Big John Carter

britischer Boogie-Woogie-Pianist

Big John Carter (* 1958 in London; † 15. oder 16. Mai 2024) war ein britischer Boogie-Woogie-Pianist und Gitarrist.

Big John Carter im Jahr 2003 auf dem Brick Lane Market

Big John Carter wurde im östlichen London als Sohn eines Teddy Boys geboren und wuchs zusammen mit seinem Bruder Jeff auf. Ab 1969 besuchte er die South West Ham County Technical School. Er arbeitete unter anderem als Polsterer, Bauarbeiter und Fensterputzer, wurde gelernter Schreiner und gründete schließlich zusammen mit Freunden eine Firma für Doppelverglasungen.[1]
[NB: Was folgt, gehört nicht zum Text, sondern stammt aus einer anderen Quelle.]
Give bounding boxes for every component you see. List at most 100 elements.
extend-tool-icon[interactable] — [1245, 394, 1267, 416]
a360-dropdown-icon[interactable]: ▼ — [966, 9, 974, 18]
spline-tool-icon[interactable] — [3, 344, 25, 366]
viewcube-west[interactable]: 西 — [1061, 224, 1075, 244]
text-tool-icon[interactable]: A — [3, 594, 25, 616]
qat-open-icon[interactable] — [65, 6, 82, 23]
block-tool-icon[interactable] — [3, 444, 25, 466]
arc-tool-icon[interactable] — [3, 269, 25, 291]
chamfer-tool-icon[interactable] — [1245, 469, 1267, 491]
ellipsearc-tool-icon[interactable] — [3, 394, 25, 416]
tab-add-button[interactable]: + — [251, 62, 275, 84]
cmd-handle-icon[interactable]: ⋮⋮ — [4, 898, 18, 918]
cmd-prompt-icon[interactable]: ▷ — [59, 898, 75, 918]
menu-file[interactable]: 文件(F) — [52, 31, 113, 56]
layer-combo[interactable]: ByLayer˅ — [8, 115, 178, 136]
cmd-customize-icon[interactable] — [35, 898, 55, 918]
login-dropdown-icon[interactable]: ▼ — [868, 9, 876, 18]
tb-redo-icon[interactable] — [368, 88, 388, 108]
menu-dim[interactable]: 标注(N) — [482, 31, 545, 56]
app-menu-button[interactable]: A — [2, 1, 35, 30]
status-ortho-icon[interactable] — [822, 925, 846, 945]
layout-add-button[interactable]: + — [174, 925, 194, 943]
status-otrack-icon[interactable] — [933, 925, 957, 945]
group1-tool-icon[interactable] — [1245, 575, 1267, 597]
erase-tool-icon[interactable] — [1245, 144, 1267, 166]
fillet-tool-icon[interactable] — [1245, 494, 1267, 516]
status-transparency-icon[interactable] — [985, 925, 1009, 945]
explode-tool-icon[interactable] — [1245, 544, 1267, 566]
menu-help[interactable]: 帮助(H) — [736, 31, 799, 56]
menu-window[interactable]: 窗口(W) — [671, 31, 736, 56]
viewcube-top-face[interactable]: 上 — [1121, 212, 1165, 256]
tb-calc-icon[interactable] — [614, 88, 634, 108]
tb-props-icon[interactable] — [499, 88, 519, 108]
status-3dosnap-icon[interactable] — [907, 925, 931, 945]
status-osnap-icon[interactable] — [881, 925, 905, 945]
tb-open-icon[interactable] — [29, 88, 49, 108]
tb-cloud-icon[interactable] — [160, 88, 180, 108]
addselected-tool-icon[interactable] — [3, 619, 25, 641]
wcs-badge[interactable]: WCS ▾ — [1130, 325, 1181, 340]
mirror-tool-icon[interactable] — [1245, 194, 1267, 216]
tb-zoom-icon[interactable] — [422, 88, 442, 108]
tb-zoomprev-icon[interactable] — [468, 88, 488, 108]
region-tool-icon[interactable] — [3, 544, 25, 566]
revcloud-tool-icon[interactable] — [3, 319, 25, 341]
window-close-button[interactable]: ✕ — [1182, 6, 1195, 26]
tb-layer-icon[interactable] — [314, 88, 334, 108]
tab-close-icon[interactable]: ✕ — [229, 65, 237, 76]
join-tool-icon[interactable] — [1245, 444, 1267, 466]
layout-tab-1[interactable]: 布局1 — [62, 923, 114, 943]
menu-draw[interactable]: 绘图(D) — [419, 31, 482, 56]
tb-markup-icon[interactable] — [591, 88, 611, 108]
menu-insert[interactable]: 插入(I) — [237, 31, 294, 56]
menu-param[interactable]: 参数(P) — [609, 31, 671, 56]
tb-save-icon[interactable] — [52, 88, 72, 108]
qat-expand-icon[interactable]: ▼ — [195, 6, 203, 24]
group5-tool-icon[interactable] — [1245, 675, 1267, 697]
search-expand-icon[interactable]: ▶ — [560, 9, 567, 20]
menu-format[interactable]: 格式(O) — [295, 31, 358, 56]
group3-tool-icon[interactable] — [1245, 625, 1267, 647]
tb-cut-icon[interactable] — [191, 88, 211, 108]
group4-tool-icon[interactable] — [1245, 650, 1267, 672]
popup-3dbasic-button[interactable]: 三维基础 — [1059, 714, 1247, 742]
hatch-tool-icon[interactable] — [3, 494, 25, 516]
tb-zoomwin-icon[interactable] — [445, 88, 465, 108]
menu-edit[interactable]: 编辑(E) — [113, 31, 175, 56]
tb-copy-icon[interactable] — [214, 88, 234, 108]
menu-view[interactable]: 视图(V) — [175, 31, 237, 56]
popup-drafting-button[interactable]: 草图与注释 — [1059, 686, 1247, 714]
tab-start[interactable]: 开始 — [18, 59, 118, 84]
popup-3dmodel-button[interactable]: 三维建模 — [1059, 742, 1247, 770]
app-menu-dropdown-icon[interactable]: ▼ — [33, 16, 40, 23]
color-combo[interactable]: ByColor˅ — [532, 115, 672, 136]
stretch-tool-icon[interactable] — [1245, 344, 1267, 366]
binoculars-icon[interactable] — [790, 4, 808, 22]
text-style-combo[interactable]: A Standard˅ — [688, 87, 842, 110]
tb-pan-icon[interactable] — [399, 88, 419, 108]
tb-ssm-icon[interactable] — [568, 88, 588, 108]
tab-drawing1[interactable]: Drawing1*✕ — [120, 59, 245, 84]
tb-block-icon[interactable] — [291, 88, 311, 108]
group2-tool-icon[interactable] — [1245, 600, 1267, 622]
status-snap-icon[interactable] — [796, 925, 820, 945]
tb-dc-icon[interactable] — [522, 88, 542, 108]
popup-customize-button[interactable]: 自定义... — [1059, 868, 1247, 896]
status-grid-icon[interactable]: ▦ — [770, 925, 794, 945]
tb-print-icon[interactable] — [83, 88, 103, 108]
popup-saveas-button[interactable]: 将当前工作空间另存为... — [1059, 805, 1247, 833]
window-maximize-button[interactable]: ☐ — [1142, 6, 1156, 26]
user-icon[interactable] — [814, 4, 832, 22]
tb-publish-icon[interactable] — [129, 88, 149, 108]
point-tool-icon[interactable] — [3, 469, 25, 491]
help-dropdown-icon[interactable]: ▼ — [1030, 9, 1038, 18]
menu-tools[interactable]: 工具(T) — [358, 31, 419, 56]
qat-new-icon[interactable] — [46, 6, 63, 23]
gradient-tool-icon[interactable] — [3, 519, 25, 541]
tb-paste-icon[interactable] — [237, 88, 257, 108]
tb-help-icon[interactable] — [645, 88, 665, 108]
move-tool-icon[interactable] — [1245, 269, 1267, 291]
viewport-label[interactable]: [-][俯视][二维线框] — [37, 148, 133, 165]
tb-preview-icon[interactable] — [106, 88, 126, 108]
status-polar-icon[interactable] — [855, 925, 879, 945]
Seine erste und einzige Klavierstunde erhielt er nach eigener Aussage im Alter von elf Jahren. Der Klavierlehrer hatte ihn angewiesen, eine Tonleiter zu üben, doch ein Mitschüler – es handelte sich um Roy Carter, der später mit der Band Heatwave bekannt wurde, – zeigte ihm zwei Bassmuster für einen Blues und einen Boogie-Woogie. Als er diese übte statt der befohlenen Tonleiter, wurde er aus dem Saal geworfen. Bis zum Alter von 20 Jahren besaß Carter kein eigenes Klavier. Er übte außerhalb der Unterrichtszeit auf den Schulklavieren. Zu diesem Zweck ließ er sich entweder nach Schulschluss in dem Gebäude einschließen oder brach dort ein. Außerdem übte er in einem Geschäft für gebrauchte Klaviere an der Ecke Cheshire Street und Brick Lane Market.[2] Sein erstes eigenes Klavier, ein Rockley, besorgte ihm Pat Rayford. Später legte er sich ein Yamaha U1 zu.[1]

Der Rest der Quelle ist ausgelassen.